La perception ne se limite pas à capter des informations. Elle les organise, les complète, les anticipe. Sur la route, un mouvement perçu trop rapidement peut être interprété comme une menace. Une ombre, un reflet, un changement de lumière avec des phares opposés éblouissants. Le corps réagit avant même que l’analyse de conduite. Ce réflexe a une fonction: Il protège mais il peut aussi produire des lectures inexactes, voir de mauvais réflexes.
Cette mécanique est constante dans la vie. Un mot... un silence... un geste...
suffisent à déclencher une interprétation. On comble les zones floues. On construit une cohérence rapide. Et à partir de là, on agit comme si le signal était confirmé.

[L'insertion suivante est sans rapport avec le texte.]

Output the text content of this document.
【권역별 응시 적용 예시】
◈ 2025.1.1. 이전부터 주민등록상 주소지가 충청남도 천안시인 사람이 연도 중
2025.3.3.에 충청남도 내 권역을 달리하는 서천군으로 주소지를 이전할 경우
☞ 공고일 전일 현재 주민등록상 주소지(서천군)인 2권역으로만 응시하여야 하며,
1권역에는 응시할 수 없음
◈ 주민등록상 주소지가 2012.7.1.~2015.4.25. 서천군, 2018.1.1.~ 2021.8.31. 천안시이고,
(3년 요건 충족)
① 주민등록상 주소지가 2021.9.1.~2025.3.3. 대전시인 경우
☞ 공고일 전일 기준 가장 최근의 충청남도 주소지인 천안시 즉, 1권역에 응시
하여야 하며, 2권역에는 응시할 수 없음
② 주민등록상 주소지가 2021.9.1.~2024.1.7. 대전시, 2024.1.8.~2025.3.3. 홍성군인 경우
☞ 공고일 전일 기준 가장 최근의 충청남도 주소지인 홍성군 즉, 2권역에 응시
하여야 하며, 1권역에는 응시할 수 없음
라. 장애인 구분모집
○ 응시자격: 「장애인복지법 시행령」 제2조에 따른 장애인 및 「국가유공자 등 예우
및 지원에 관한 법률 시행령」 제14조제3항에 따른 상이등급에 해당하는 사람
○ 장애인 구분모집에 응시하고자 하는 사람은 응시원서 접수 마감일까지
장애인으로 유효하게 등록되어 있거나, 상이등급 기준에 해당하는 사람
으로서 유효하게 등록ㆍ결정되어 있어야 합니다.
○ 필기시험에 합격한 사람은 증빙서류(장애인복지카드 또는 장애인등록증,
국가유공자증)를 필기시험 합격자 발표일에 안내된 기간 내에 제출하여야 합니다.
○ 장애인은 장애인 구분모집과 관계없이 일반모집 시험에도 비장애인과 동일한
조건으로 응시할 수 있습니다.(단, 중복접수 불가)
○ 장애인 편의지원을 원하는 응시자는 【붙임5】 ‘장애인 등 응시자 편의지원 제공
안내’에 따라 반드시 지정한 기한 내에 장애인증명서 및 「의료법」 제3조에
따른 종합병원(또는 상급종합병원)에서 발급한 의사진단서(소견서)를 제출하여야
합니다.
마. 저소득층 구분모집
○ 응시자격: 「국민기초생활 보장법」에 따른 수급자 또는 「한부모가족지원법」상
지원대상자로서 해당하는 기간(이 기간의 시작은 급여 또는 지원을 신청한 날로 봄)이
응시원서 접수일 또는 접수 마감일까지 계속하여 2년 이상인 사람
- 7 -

Non par erreur, mais par besoin de stabiliser ce que l’on perçoit.
Le problème n’est pas d’interpréter. Il est d’arrêter trop tôt. De figer une hypothèse avant qu’elle ne soit validée. La fausse alerte ne vient pas d’un manque de perception, mais d’un excès de précipitation dans la compréhension.
Entre ce qui est perçu et ce qui est compris, il existe un intervalle. Souvent très court. Mais suffisant pour faire une différence. Rester dans cet intervalle, même brièvement, permet de vérifier, d’ajuster, de nuancer.
Ce temps-là n’est pas naturel. Il demande de suspendre une réaction qui semble évidente. T'olérer une part d’incertitude est précisément ce qui évite de construire une action sur une base fragile.
Voir n’est pas nécessairement comprendre. Mais comprendre demande parfois de ne pas conclure immédiatement.